3. David Cameron believes in compassionate Conservatism more than ever.
The only policy announcement – more of a hint that has grown legs since hacks demanded something solid from the speech – today was on benefits for the under-25s. Sounds old? It’s not quite the policy that David Cameron flew as a kite last June. In fact, the plan that the party is now touting as a 2015 manifesto commitment is not to bar under-25s from getting housing benefit full stop, but to remove this and jobseekers’ allowance from anyone under 25 who refuses work or training. This is less the targeting of the young that some critics painted the initial policy and more, as James said, pushy parenting from Cameron. Here’s an explanation.
The decision of the Prime Minister to call for applause for social workers as well as the armed forces underlines his own commitment to a modern, socially-concerned party. Although it was perhaps significant that he felt he could command a standing ovation for the latter but not the former.
But it’s more than that: the overarching theme of yesterday afternoon’s education and health speeches and a key theme of David Cameron’s speech today were that the Tories now want to be the party of social justice that speaks for working people and gives children from any home a choice of a good school. Cameron, Jeremy Hunt, Iain Duncan Smith and Michael Gove are now all keen to tell Labour that it has no right to lecture the Conservatives on these ministers’ respective policy areas. The party now seems to quite fancy gaining the moral high ground. It’s just a shame the PM decided to use such a naff phrase, the ‘Land of Opportunity’, to illustrate this race to that high ground.
4. David Cameron is safe from the ambitions of his senior colleagues.
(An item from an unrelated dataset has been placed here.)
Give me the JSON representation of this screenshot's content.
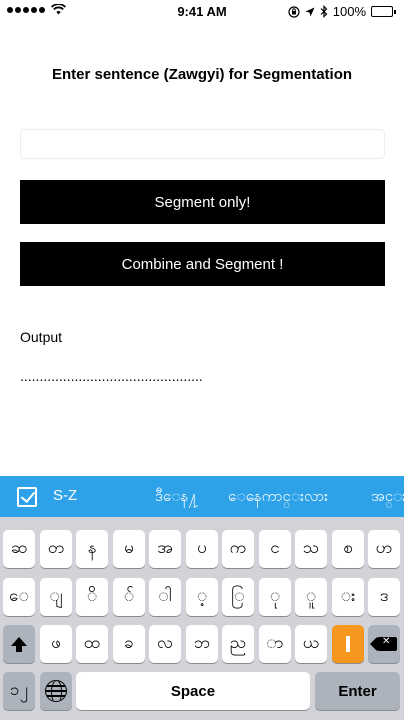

This hasn’t been a very newsy conference, but one of the most striking things about it was Boris Johnson’s decision to back Dave rather than brief openly against him. Of course, he couldn’t resist a joke about his old school contemporary kipping on a bed, but the Mayor of London has clearly accepted that a truce between the two men over the matter of what Boris’s destiny is will help the party. Instead Boris used his ConHome rally speech to warn voters off Ukip, deploying his unbridled joy at being a Conservative that makes the grassroots love him so. Meanwhile Theresa May didn’t stoke speculation, although she certainly put as much oomph as she could into her speech. And while George Osborne is back in the leadership race, his success has always depended on a smooth ending for Cameron anyway.
Backbenchers meanwhile were either absent or strangely cheery at the conference. Their lack of fury made the event appear a little sedated. But some still plan trouble for the autumn.
5. Ukip could still play a role in the Tory 2015 campaign.
Nigel Farage held his own parallel party conference around the fringes of this Tory event. He rather overdid it, actually, managing to annoy just the very Eurosceptic MPs that he wants to give a Ukip-style kitemark to by agreeing to not campaign against them in 2015.
Now, the Tory leadership has made abundantly clear that there will be no formal pact with Ukip, and that MPs who try to stand on any form of joint ticket agreed locally will lose the whip. But many on the right still want to harness the Ukip power in some way. If this leads to Farage standing down candidates in constituencies where he agrees with the local Tory MP, this means the man is still trying to shape the Conservative party from the outside. Tempted MPs should be careful what they wish for.